Founder Of #AppleToo Files Formal Complaint Accusing Apple Of Labor Rights Abuses
For years now, America's biggest tech firms have tried to portray themselves as oases of tolerance, allowing workers to speak up about controversial issues without fear of being fired, or retaliated against. Over the years, workers have put this to the test.
At Alphabet, an employee-led backlash led the company to pull out of China. And when it quietly tried to re-enter the Chinese market, workers blew the whistle, and stopped it yet again.
Amazon, which has reportedly treated its workers more like machines than human beings, has been accused by the NLRB of rigging a union election at a warehouse in Bessemer, Ala. following myriad reports about the company's mistreatment of its workers, contractors, drivers and even its white-collar workers.
A #MeToo scandal at Uber led to the ouster of its founder Travis Kalanick.
But as eager as Apple has been to finally move past the controversy surrounding Epic Games' lawsuit against the company and its app store (and whether it constitutes an illegal monopoly), a white-collar labor battle appears to be blowing up.
For the 7th time since August, a former Apple employee has filed an unfair labor practices complaint alleging that the company fired them based on some flimsy pretext, when in reality, the reason they were terminated was for engaging in protected organizing activities.
The Verge reports that Jenneke Parrish, who founded the #AppleToo movement, has filed a complaint accusing Apple of terminating her for "false and pretextual reasons", mostly because she "spoke up regarding her personal experiences regarding workplace concerns and helped give voice to her co-workers' concerns in a workplace where such issues have been systematically siloed, suppressed and unaddressed."

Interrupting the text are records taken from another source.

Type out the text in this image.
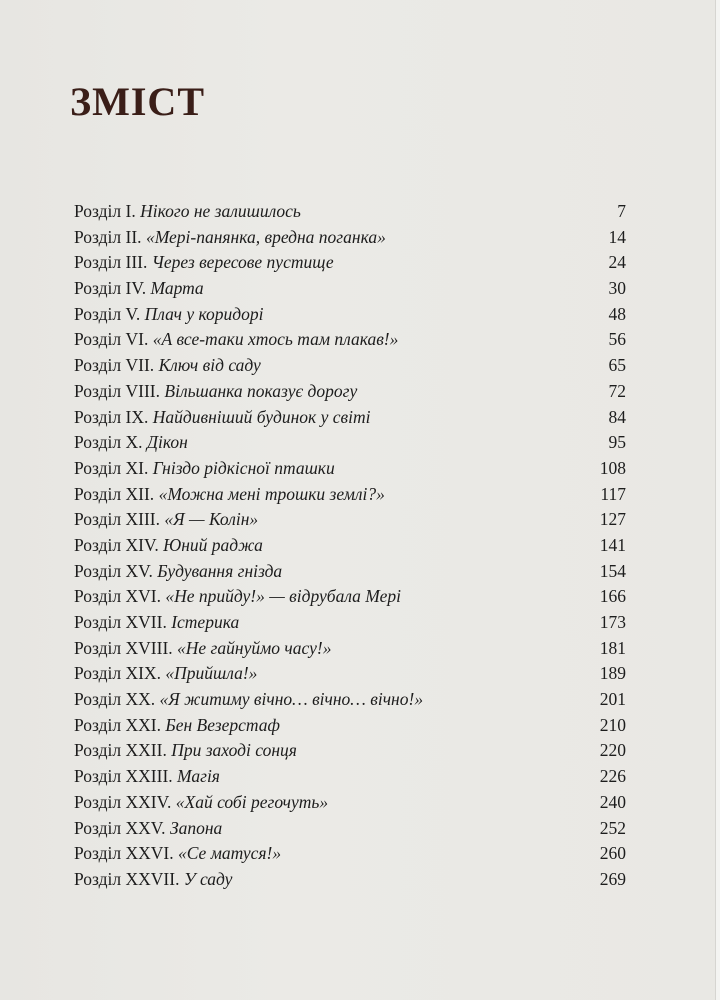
ЗМІСТ
Розділ I. Нікого не залишилось	7
Розділ II. «Мері-панянка, вредна поганка»	14
Розділ III. Через вересове пустище	24
Розділ IV. Марта	30
Розділ V. Плач у коридорі	48
Розділ VI. «А все-таки хтось там плакав!»	56
Розділ VII. Ключ від саду	65
Розділ VIII. Вільшанка показує дорогу	72
Розділ IX. Найдивніший будинок у світі	84
Розділ X. Дікон	95
Розділ XI. Гніздо рідкісної пташки	108
Розділ XII. «Можна мені трошки землі?»	117
Розділ XIII. «Я — Колін»	127
Розділ XIV. Юний раджа	141
Розділ XV. Будування гнізда	154
Розділ XVI. «Не прийду!» — відрубала Мері	166
Розділ XVII. Істерика	173
Розділ XVIII. «Не гайнуймо часу!»	181
Розділ XIX. «Прийшла!»	189
Розділ XX. «Я житиму вічно… вічно… вічно!»	201
Розділ XXI. Бен Везерстаф	210
Розділ XXII. При заході сонця	220
Розділ XXIII. Магія	226
Розділ XXIV. «Хай собі регочуть»	240
Розділ XXV. Запона	252
Розділ XXVI. «Се матуся!»	260
Розділ XXVII. У саду	269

Parrish's is being represented by labor attorney Laurie Burgess, who is also representing organizers allegedly fired by Netflix and Google on a pretext.
"It seems like all the tech companies are using the same playbook," says labor attorney Laurie Burgess. "They get rid of outspoken organizers by asserting they are responsible for a leak without any proof or documentation that that person was indeed responsible. My client denies having leaked this information."
According to the Verge, last month, former Apple senior engineering program manager Ashley Gjøvik accused CEO Tim Cook of violating the National Labor Relations Act when Cook warned employees that "people who leak confidential information do not belong here" - comments that were exposed in the wake of the WSJ's release of the "Facebook Files".
Another former Apple software engineer Cher Scarlett filed a complaint in September alleging the company stopped employees from engaging in protected activity when they tried to collectively discuss their pay.
The Verge, which has become one of the go-to media outlets for tech workers to leak damaging information about their employers, is probably going to be busy these next few months as progressive tech workers finally wake up and realize that the real "battle" that needs to be fought has nothing to do with LGBT rights - but instead is about labor organizing to expose the hypocrisy of Big Tech companies who embrace any progressive value that doesn't threaten their bottom line.